Mofaz to present his plan: Palestinian state within year

Provisional state would have 60 percent of West Bank

By Mazal Mualem Tags: Israel news

MK Shaul Mofaz (Kadima) has scheduled a news conference for today in which he will present a plan calling for the establishment within a year of a Palestinian state with provisional boundaries on 60 percent of the West Bank.

Mofaz intends to portray his proposal as a challenge not only to Prime Minister Benjamin Netanyahu but also to his own party's leader, Tzipi Livni.

The Mofaz plan provides a centrist, pragmatic approach. He intends to initiate a debate on his plan at a meeting of the Kadima party council. From a political standpoint, Mofaz is signaling that he has no interest in returning to Likud and that he seeks to make a bid for the leadership of Kadima.

His proposal for the Palestinian state would presumably be part of his platform for that campaign.

At the same time, Mofaz is working to bring forward the date of the Kadima primaries, an effort that Livni has managed to stop for the time being. In private conversations, Mofaz has expressed confidence that the primaries will take place in about 18 months.

Kadima sources have said they are not ruling out the possibility that Mofaz views his plan as a basis upon which Kadima would join the governing coalition, and that he could force such a move on Livni.

Mofaz developed his proposal following consultations with figures in the defense establishment, the heads of think tanks and politicians. He contends that the stalemate in the negotiations between Israel and the Palestinians is dangerous from a demographic standpoint and with respect to Israel's legitimacy in the world.

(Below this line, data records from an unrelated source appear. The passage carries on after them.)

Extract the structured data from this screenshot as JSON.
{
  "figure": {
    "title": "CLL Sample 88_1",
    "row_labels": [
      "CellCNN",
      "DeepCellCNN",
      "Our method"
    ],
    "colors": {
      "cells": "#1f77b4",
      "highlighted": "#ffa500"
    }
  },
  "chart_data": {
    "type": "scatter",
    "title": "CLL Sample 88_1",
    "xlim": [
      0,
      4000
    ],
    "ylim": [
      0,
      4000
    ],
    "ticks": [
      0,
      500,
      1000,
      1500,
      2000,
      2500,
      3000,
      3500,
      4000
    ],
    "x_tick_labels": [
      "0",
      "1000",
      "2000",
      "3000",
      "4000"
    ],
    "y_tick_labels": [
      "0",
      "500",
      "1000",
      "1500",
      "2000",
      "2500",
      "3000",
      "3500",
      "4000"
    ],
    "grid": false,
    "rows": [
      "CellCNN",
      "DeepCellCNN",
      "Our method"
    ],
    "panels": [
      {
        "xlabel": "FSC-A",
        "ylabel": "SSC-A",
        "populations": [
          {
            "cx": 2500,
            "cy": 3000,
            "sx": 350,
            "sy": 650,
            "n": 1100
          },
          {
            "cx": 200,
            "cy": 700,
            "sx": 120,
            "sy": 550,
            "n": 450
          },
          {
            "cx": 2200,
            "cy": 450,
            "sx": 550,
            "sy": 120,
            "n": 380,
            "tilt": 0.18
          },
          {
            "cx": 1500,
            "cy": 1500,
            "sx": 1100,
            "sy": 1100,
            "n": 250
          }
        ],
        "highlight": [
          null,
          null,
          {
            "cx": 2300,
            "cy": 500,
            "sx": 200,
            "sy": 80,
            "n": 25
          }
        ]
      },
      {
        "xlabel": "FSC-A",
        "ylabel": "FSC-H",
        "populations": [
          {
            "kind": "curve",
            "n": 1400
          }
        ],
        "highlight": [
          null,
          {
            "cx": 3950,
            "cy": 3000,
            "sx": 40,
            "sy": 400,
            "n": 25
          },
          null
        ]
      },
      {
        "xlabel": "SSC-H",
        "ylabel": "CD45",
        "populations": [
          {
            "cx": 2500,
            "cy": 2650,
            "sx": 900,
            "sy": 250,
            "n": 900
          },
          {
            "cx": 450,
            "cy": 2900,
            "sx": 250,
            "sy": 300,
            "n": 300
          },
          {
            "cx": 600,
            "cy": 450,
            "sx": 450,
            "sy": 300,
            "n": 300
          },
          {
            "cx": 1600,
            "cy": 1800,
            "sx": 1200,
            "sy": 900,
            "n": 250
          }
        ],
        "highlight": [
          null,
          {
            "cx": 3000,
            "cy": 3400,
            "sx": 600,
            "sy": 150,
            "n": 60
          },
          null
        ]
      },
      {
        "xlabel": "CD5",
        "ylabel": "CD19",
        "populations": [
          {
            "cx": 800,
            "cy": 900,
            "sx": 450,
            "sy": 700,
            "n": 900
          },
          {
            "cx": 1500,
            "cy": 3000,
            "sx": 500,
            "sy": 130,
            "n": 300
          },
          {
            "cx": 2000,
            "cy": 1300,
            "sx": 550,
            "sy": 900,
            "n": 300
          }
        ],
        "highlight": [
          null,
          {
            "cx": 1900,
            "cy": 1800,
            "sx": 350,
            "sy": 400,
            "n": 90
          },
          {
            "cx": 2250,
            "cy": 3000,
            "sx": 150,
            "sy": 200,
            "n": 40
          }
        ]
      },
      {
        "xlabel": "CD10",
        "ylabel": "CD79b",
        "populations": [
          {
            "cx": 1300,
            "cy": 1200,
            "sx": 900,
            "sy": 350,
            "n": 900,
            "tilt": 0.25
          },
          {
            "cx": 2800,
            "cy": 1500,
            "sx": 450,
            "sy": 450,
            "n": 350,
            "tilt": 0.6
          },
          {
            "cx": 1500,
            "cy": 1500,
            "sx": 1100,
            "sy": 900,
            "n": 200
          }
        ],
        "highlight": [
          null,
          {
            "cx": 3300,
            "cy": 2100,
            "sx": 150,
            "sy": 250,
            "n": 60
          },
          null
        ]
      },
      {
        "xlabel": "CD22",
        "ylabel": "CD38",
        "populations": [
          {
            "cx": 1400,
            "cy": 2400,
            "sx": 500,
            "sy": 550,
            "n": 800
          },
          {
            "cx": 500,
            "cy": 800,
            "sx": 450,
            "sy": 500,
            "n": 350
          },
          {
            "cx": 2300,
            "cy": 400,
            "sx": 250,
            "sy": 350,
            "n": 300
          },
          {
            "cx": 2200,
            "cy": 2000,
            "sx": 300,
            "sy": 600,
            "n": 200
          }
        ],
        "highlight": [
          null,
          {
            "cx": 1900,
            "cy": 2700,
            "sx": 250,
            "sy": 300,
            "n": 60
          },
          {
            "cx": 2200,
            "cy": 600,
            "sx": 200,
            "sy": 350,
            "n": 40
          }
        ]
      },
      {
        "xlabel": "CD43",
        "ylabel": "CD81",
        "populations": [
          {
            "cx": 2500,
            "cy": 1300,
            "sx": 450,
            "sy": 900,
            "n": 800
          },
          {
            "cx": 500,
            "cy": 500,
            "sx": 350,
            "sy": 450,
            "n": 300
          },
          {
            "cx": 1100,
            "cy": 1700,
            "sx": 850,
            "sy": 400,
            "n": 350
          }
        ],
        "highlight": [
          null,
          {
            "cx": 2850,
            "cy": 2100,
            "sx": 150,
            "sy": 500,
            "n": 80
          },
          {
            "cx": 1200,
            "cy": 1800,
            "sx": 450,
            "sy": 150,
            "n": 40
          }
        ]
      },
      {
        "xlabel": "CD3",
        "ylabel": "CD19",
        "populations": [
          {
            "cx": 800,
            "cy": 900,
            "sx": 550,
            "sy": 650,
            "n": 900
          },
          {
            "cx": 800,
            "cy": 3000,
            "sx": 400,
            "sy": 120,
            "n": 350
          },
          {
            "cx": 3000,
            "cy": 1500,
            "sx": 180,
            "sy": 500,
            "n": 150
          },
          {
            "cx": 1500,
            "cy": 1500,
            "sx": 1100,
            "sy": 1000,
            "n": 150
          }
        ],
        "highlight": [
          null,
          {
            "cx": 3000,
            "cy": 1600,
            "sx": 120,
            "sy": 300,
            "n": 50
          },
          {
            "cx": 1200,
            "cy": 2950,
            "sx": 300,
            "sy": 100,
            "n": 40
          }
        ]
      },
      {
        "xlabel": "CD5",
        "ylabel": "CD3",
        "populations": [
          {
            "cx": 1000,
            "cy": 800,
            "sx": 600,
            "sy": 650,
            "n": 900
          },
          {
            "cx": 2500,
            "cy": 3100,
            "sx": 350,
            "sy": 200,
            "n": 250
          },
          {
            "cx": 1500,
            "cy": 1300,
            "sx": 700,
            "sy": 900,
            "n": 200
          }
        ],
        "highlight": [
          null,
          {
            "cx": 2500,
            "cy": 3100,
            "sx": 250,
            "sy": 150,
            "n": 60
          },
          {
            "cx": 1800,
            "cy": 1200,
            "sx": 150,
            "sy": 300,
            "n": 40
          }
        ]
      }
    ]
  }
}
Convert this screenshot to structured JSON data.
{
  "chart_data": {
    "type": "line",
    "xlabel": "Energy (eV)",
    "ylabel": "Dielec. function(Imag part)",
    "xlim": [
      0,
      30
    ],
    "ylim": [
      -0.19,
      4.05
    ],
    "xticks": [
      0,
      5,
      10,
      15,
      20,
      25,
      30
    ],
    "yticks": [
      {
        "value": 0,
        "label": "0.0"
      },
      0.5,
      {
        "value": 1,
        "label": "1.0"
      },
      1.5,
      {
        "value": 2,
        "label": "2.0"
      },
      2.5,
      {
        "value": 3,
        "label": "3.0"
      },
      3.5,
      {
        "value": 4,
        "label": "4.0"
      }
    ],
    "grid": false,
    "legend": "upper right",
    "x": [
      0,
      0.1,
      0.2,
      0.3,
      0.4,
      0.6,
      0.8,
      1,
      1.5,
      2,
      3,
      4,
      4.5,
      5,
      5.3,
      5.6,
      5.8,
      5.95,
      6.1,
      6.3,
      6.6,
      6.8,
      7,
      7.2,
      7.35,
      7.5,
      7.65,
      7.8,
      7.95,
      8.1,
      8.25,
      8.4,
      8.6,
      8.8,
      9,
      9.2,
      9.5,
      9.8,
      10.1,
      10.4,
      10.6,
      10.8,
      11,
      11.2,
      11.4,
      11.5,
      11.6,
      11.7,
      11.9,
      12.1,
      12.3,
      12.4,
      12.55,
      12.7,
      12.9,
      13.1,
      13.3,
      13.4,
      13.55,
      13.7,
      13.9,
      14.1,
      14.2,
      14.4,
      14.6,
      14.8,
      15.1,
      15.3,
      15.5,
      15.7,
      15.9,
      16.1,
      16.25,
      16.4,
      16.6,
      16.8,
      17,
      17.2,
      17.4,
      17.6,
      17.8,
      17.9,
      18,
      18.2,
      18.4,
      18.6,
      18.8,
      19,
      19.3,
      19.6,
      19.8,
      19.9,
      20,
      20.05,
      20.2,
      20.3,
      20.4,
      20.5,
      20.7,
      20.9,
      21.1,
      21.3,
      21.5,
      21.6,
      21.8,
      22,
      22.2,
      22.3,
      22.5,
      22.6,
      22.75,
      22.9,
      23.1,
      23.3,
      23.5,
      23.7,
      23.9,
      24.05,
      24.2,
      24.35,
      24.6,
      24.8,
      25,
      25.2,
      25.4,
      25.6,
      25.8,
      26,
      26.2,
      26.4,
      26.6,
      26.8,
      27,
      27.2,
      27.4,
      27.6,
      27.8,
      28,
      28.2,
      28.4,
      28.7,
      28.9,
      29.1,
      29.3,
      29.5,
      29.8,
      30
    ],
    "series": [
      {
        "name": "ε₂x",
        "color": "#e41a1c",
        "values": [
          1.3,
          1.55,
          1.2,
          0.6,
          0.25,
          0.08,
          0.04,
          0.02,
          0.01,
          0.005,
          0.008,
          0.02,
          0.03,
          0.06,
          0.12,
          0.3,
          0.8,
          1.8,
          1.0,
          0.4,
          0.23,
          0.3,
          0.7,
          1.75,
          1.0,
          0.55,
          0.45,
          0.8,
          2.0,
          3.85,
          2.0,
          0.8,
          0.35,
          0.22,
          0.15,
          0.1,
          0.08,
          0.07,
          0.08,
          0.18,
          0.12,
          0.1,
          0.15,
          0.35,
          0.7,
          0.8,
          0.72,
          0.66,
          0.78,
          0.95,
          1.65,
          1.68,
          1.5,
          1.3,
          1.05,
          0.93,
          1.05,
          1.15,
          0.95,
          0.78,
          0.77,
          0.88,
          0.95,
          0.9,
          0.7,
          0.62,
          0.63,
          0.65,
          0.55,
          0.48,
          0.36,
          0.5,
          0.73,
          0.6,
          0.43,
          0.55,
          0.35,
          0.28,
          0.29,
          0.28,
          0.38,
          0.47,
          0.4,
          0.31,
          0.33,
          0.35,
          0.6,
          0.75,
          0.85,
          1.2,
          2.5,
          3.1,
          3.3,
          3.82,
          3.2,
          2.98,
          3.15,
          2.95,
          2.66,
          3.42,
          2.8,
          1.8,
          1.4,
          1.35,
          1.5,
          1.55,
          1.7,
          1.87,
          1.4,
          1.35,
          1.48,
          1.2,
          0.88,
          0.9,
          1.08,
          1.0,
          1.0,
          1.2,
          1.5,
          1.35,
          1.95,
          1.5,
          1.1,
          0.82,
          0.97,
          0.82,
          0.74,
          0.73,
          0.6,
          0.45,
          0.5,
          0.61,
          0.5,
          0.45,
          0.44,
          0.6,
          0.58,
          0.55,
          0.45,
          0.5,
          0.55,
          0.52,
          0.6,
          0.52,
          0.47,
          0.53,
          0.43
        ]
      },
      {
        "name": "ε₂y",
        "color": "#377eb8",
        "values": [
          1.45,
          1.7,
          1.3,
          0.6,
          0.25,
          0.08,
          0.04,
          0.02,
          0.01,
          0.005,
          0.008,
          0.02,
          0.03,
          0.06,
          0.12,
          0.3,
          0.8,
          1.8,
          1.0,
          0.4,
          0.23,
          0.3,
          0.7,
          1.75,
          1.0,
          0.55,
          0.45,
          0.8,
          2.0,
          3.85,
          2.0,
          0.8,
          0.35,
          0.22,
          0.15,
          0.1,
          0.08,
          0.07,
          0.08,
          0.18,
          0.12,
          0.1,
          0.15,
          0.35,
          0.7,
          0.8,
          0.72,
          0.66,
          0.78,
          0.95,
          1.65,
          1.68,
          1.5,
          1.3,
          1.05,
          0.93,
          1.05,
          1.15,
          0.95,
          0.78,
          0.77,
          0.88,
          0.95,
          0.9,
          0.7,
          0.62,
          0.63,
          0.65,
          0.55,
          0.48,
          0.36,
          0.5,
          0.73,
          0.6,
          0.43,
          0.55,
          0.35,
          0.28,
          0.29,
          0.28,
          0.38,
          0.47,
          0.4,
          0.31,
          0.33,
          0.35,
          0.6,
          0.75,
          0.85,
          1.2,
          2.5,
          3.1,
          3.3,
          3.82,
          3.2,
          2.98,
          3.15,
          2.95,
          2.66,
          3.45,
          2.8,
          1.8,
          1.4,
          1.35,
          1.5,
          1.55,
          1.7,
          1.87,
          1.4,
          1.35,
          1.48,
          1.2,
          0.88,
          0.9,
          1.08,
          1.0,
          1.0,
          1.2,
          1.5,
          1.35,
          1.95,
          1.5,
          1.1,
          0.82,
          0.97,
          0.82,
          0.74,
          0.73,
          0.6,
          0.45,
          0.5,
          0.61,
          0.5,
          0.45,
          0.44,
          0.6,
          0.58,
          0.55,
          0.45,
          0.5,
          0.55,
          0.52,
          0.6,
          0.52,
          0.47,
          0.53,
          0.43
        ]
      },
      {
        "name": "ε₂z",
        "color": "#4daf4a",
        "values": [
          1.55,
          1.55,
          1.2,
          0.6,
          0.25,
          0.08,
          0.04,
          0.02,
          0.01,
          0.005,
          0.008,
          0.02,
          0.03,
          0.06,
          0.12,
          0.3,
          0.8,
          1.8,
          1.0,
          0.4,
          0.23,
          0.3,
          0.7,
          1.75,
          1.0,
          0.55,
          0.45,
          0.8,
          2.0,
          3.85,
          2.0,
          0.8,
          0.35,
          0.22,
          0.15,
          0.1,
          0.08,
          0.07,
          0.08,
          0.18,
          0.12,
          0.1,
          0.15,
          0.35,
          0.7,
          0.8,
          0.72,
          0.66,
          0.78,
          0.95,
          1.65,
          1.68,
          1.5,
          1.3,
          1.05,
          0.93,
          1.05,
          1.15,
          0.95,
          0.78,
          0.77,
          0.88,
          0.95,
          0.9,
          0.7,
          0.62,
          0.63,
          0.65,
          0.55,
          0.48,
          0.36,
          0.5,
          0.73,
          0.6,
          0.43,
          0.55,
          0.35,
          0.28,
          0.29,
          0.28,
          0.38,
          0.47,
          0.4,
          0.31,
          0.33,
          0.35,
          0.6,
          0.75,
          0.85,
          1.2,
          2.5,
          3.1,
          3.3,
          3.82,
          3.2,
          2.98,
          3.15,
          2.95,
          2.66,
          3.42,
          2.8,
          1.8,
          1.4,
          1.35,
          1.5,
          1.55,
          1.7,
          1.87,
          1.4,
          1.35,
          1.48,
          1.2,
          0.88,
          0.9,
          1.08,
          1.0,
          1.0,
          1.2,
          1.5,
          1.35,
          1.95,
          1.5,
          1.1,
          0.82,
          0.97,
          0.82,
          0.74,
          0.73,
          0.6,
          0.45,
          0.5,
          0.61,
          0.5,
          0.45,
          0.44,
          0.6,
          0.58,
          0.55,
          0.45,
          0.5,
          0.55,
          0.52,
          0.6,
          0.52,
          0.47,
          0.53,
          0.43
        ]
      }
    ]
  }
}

According to the Mofaz plan, in the initial stage of the establishment of a Palestinian state with provisional borders there would be no need to uproot Jewish settlers in the West Bank, but legislation would be enacted to show Israel's serious intent, providing for the subsequent relocation in the Galilee and in West Bank settlement blocs of about 70,000 residents of isolated settlements.

Mofaz has not excluded the possibility that outlying Jerusalem neighborhoods would eventually become part of the independent Palestinian state.